Caminó poco más de trescientos metros hasta el Freys Hotel, situado junto al viejo edificio de correos del arquitecto Boberg, en Vasagatan. Durante sus cada vez menos frecuentes estancias en Estocolmo siempre se alojaba en ese hotel. Céntrico y limpio. Además era barato, una condición indispensable cuando él se costeaba el viaje. Había hecho la reserva el día anterior y se presentó como Evert Gullberg.

En cuanto subió a la habitación se dirigió al cuarto de baño. Había llegado a esa edad en la que se veía obligado a visitarlo cada dos por tres. Hacía ya muchos años que no pasaba una noche entera sin despertarse para ir a orinar.

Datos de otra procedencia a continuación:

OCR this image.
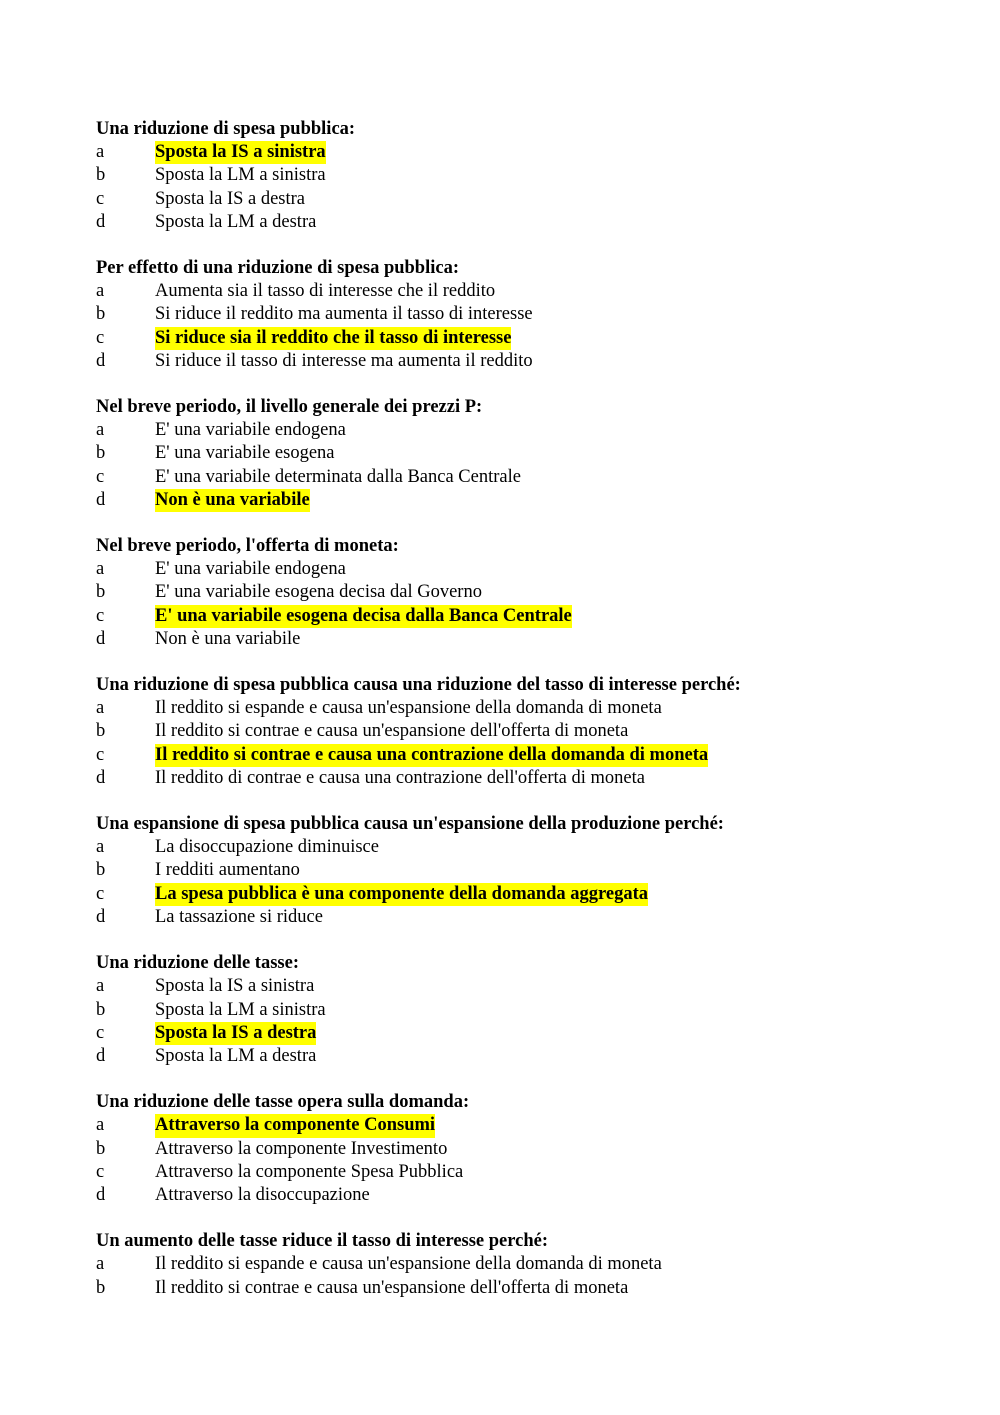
Una riduzione di spesa pubblica:
a	Sposta la IS a sinistra
b	Sposta la LM a sinistra
c	Sposta la IS a destra
d	Sposta la LM a destra
Per effetto di una riduzione di spesa pubblica:
a	Aumenta sia il tasso di interesse che il reddito
b	Si riduce il reddito ma aumenta il tasso di interesse
c	Si riduce sia il reddito che il tasso di interesse
d	Si riduce il tasso di interesse ma aumenta il reddito
Nel breve periodo, il livello generale dei prezzi P:
a	E' una variabile endogena
b	E' una variabile esogena
c	E' una variabile determinata dalla Banca Centrale
d	Non è una variabile
Nel breve periodo, l'offerta di moneta:
a	E' una variabile endogena
b	E' una variabile esogena decisa dal Governo
c	E' una variabile esogena decisa dalla Banca Centrale
d	Non è una variabile
Una riduzione di spesa pubblica causa una riduzione del tasso di interesse perché:
a	Il reddito si espande e causa un'espansione della domanda di moneta
b	Il reddito si contrae e causa un'espansione dell'offerta di moneta
c	Il reddito si contrae e causa una contrazione della domanda di moneta
d	Il reddito di contrae e causa una contrazione dell'offerta di moneta
Una espansione di spesa pubblica causa un'espansione della produzione perché:
a	La disoccupazione diminuisce
b	I redditi aumentano
c	La spesa pubblica è una componente della domanda aggregata
d	La tassazione si riduce
Una riduzione delle tasse:
a	Sposta la IS a sinistra
b	Sposta la LM a sinistra
c	Sposta la IS a destra
d	Sposta la LM a destra
Una riduzione delle tasse opera sulla domanda:
a	Attraverso la componente Consumi
b	Attraverso la componente Investimento
c	Attraverso la componente Spesa Pubblica
d	Attraverso la disoccupazione
Un aumento delle tasse riduce il tasso di interesse perché:
a	Il reddito si espande e causa un'espansione della domanda di moneta
b	Il reddito si contrae e causa un'espansione dell'offerta di moneta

Después de visitar el baño, se quitó el sombrero, un sombrero inglés de fieltro verde oscuro de ala estrecha, y se aflojó el nudo de la corbata. Medía un metro y ochenta y cuatro centímetros y pesaba sesenta y ocho kilos, así que era flaco y de constitución delgada. Llevaba una americana con estampado de pata de gallo y pantalones de color gris oscuro. Abrió el maletín marrón, sacó dos camisas, una corbata y ropa interior, y lo colocó todo en la cómoda de la habitación. Luego colgó el abrigo y la americana en la percha del armario que estaba detrás de la puerta.